Similar to our findings, another study using the non-specific arginase inhibitor, amino-6-boronohexanoic acid (ABH), showed a milder EAE disease course and reduced inflammatory response with arginase inhibition [54]. The study by Choudry et al. [34] using the global A2−/− mice suggested that A2 in dendritic cells may be promoting EAE via increased production of Th17-differentiating cytokines. Interestingly, they did not detect changes in A1 with A2 deletion. In our hands, we found significant upregulation of A1 mRNA in A2−/− EAE retinas which may account, at least partly, for the protective effects seen with A2 deletion. Our future studies will be directed to address the possible interaction between the two isoforms of arginase after EAE in retinal tissue and their relation to the nitric oxide synthase (NOS) enzymes, which share the same substrate, L-arginine.

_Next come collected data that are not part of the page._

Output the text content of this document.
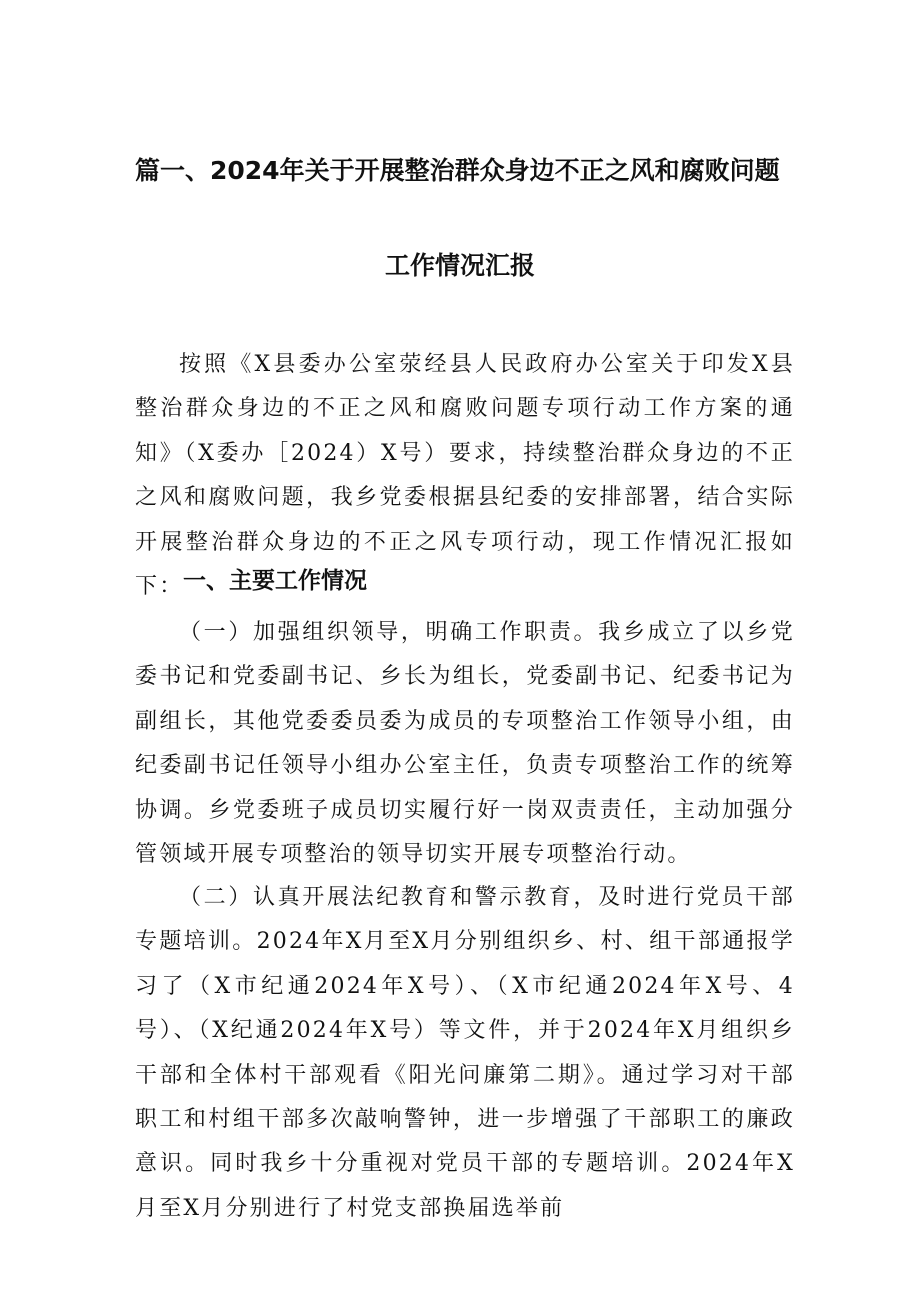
篇一、2024年关于开展整治群众身边不正之风和腐败问题
工作情况汇报

按照《X县委办公室荥经县人民政府办公室关于印发X县整治群众身边的不正之风和腐败问题专项行动工作方案的通知》（X委办［2024）X号）要求，持续整治群众身边的不正之风和腐败问题，我乡党委根据县纪委的安排部署，结合实际开展整治群众身边的不正之风专项行动，现工作情况汇报如下： 一、主要工作情况

（一）加强组织领导，明确工作职责。我乡成立了以乡党委书记和党委副书记、乡长为组长，党委副书记、纪委书记为副组长，其他党委委员委为成员的专项整治工作领导小组，由纪委副书记任领导小组办公室主任，负责专项整治工作的统筹协调。乡党委班子成员切实履行好一岗双责责任，主动加强分管领域开展专项整治的领导切实开展专项整治行动。

（二）认真开展法纪教育和警示教育，及时进行党员干部专题培训。2024年X月至X月分别组织乡、村、组干部通报学习了（X市纪通2024年X号）、（X市纪通2024年X号、4号）、（X纪通2024年X号）等文件，并于2024年X月组织乡干部和全体村干部观看《阳光问廉第二期》。通过学习对干部职工和村组干部多次敲响警钟，进一步增强了干部职工的廉政意识。同时我乡十分重视对党员干部的专题培训。2024年X月至X月分别进行了村党支部换届选举前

Lack of evidence for specific signaling pathways regulated by A2 is a limitation of the current study. Increased oxidative stress is a key mediator in MS and optic neuritis [19, 55, 56]. There are several possible sources of reactive oxygen species (ROS) or reactive nitrogen species (RNS) in MS and EAE such as activation of microglia and macrophages and altered function of nitric oxide synthase (NOS) to produce superoxide. Studies have shown that expression of inducible NOS (iNOS) as well as activation of microglia is enhanced in MS lesions and EAE animals [57,58,59]. As such, the role of iNOS has been studied in EAE with conflicting reports on a protective versus a pathologic role of the iNOS enzyme and its product, nitric oxide (NO) [60,61,62]. Studies performed on cerebrospinal fluid and plasma samples have demonstrated iNOS and arginase as key players of neuroinflammation in EAE rats [63]. Our investigations in diabetic retinopathy model showed increases in superoxide and peroxynitrite formation subsequent to increased arginase activity [64, 65]. Our studies in the OIR model have identified altered polyamine metabolism (by spermine oxidase) downstream of the arginase signaling pathway, as a source of oxidative stress and damage to retinal neurons [37]. In the future studies, we will be investigating the specific signaling mechanisms regulated by A2 in mediating neuroinflammation in the EAE retina.

In conclusion, our data show that A2 is critically involved in EAE-induced retinal neurodegeneration and inflammatory response. Targeting arginase signaling could be a potential therapeutic strategy for treatment of optic neuritis in MS patients.